Я возразил, заявив, что вовсе не имел намерения шокировать госпожу Швакхаммер, и что мне по-прежнему непонятно, почему самоубийство отца Франчески Шеферд должно вызывать такое отрицательное отношение к ней.
– О, капитан Малахайд! – произнесла госпожа Шмаль дрожащим скорбным голосом. – Ведь наша бедненькая душечка, госпожа Швакхаммер, держала все свои сбережения в банке Шеферда, и когда Шеферд наложил на себя руки, все бросились в банк, а бедненькая милочка, госпожа Швакхаммер, опоздала, и ей не досталось ни пфеннига: она потеряла все. И теперь вы понимаете, что от одного вида этой отвратительной, бесстыжей женщины у госпожи Швакхаммер может начаться истерика, и она даже может слечь в постель.
Теперь, конечно, все разъяснилось. Я встал и извинился перед госпожой Швакхаммер за нанесенное ей оскорбление. Ведь я не имел ни малейшего представления о том, как ужасно с ней обошлись; но теперь, когда я все узнал, мне понятны ее горькие чувства. И я поцеловал руку госпоже Швакхаммер и еще раз призвал ее простить и забыть обиду; что было, то быльем поросло.
Она простила меня, и мы заказали еще щелака. Потом мы сидели и вели дружескую беседу. Время от времени оркестр начинал играть что-то новое, и мы отставляли зелюмы со щелаком, вставали и шли танцевать. Я ничего не понимал в танцах и был вынужден импровизировать. Госпожа Шмаль громко возмущалась моим неумением.
– Следите за моими движениями, капитан Малахайд, – требовала она, – черт возьми, следите за моими движениями! Когда в очередной раз музыка умолкла, и мы вернулись к столу, она уделила этому вопросу еще большее внимание, в частности, сказав:
– Ну вы даете, капитан Малахайд, это ж надо так танцевать! У меня все ноги в синяках. И вообще, что за странная манера танцевать в пальто, застегнутом на все пуговицы?
Я не знал, как ответить, мне стыдно было признаться, что под пальто у меня ничего нет, кроме брюк и грязной майки, но Вик Руиз спас положение.
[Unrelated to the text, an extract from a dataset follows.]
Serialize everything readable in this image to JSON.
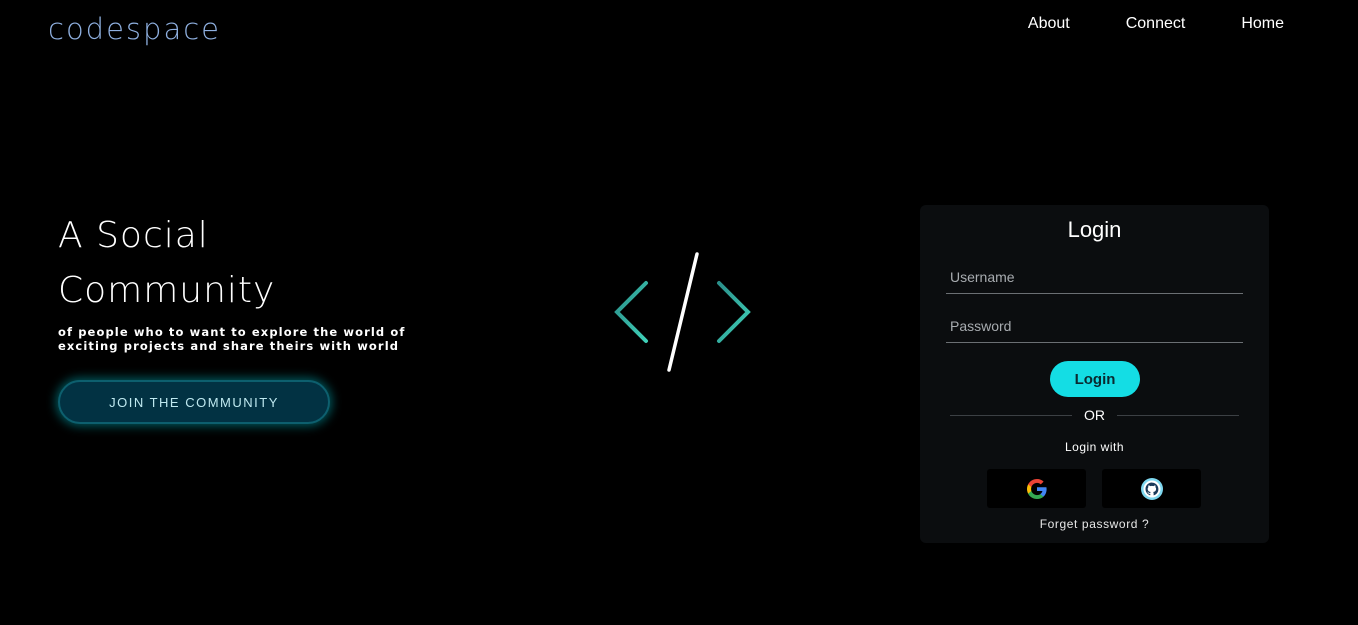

– Мадам, не стоит строго судить капитана Малахайда за такую мелочь, как неумение танцевать. Ведь капитан прибыл из Абалона, мадам, а единственный танец абалонцев – танец урожая, подобный танцам животных в разгар периода спаривания; дикий, полубессознательный, полный скрытой ярости и подавленного вожделения; в основе своей языческий, ритуальный танец, его движения возникают из глубин души; молчаливый крик, тайная мольба, сдавленный стон, невольный жест и надежда. Этот танец, мадам, в своей пантомиме являет все животные чувства, скрытые в человеке; в момент наивысшего экстаза участники танца способны увидеть тени грядущих событий. Поэтому не стоит удивляться и осуждать капитана за то, что он танцует в пальто. Что касается меня, мадам, то я скажу так: «Превосходно, капитан Малахайд! Вы танцевали превосходно, сударь!